No he de
callar por más que con el dedo,
ya tocando la
boca o ya la frente,
silencio
avises o amenaces miedo.
¿No ha de
haber un espíritu valiente?
¿Siempre se ha
de sentir lo que se dice?
¿Nunca se ha
de decir lo que se siente?
Hoy, sin miedo
que, libre, escandalice,
puede hablar
el ingenio, asegurado
de que mayor
poder le atemorice.
Francisco de Quevedo, Epístola satírica y censoria contra las costumbres presentes de los castellanos, escrita a Don Gaspar de Guzmán, conde de Olivares, en su valimiento.

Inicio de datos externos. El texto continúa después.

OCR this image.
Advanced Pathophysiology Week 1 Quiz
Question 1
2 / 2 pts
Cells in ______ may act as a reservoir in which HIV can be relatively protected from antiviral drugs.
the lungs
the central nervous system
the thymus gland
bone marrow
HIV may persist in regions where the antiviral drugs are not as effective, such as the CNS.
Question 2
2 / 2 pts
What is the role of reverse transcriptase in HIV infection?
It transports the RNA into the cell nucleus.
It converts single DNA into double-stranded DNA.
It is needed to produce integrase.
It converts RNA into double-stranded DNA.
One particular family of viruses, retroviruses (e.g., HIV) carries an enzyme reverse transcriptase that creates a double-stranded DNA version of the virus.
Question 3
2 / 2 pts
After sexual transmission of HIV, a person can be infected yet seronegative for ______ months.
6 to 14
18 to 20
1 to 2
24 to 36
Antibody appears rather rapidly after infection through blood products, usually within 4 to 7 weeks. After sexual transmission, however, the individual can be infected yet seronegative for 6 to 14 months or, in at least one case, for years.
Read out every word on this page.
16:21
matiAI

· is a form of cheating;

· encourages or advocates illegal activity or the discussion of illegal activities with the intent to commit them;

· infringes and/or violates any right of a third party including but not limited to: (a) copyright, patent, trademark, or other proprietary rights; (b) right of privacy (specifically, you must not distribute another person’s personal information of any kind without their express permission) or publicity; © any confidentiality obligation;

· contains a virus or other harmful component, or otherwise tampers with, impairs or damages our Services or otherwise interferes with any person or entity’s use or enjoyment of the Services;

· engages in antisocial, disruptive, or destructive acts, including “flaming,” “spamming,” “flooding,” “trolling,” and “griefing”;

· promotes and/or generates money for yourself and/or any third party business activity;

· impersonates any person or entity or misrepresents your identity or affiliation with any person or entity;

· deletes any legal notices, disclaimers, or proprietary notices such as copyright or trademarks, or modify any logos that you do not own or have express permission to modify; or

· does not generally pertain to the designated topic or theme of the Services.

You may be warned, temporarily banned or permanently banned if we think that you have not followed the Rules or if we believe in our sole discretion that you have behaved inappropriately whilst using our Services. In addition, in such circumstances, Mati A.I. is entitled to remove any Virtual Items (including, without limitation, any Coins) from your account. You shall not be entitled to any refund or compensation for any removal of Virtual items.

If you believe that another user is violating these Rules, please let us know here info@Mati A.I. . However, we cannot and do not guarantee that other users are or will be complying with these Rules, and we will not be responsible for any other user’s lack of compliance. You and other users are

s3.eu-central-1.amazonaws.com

El país está para pocas celebraciones, y menos para que
prediquen a la gente ilusión paciencia o esperanza. Mandangas, las mínimas. Con la esperanza, la ilusión, las ideas y las palabras
sin hechos no se come, no se vive, no se paga el autobús, la luz, el agua o las
medicinas. A los ciudadanos hay que darles de comer y medios para vivir
dignamente y un sistema justo en el que desarrollarse. Hay que darles hechos,
pues de palabras ya estamos llegando al colmo de la paciencia. La sociedad que
reivindica, dicen que ladra; la que protesta porque quiere más justicia, dicen
que acosa; la que reivindica es llamada insolidaria; la que lucha es tachada de
violenta; al escrache lo tratan ya casi como delito, o sin casi. Quieren ovejas
modorras, sí, personas modorras, como si tuvieran los sesos hechos agua, para
crear seres tontusos, aislados del resto de la sociedad y dando vueltas sobre
sí mismos, como ausentes de lo que ocurre a su alrededor. No estamos para
fiestas, menos para festejar el trabajo, si acaso para reivindicarlo en masa en
un tiempo donde el desempleo alcanza el desastre de los trabajadores –que
pierden empleo- y en cambio la ganancia empresarial no baja. Algo pasa y no
quieren que nos enteremos del todo, para que siga pasando lo que pasa. Los
hechos están siendo hachas para cortar o encarecer hasta el aire que se
respira. En el espejo de la reflexión, en el que se reflejan los procesos
sociales, lo que pasa en la calle, veo resignación, desaliento flojedad,
desánimo, debilidad, una cierta flema, imperturbabilidad, mansedumbre, acatamiento,
a veces rendición y otras sumisión, demasiada docilidad, bastante dejación,
mucho conformismo, aguante, pasividad, aquiescencia, estoicismo en muchos con
la infame manía de pensar, impavidez, imperturbabilidad, desaliento, indiferencia,
casi un estado catatónico. Y echo de menos, también en mí mismo, valores y
acciones más activos, que ayuden a revertir el estado de malestar y de
indecencia al que nos llevan los poderes universales que nos gobiernan. Quisiera
ser y ver más desobediencia, rebelión, alguna insubordinación-que-¡ya-está-bien!,
indisciplina, indocilidad, un poquito de insolencia, más agitación, una actitud
de rebeldía que vaya más allá de la resistencia, disconformidad o inconformismo
ante quien nos obliga permanentemente a poner la otra mejilla y nos pide
confianza o nos quiere dar esperanza, audacia, osadía, temple, atrevimiento,
empuje, entereza para luchar por los principios justos, desenvoltura, inquietud,
descaro, una bizarra valentía y voluntad, mucha voluntad y sano juicio. Hechos
y razones de la mano. Y conciencia, hay que tener conciencia clara, pues con
poco que hagamos o digamos vendrán los adalides del poder a hacernos creer que
nuestra es la culpa. ¡Hermoso y desgraciado invento el de la salsa estructural
de la culpa! Esto que escribo hoy ni es maquinación ni es poesía, es un puro y
simple fluir de mi conciencia y una confesión pública, si cabe, de mi propio
asombro y de mi consternación ante el abandono social al que se está llevando a
las personas, a las que hasta se les cercena la capacidad de repuesta, porque
son ellas las que ¡tienen la culpa! Algo podemos hacer, algo debemos hacer,
algo tenemos que hacer, de abajo a arriba, todos a una, como en Fuenteovejuna.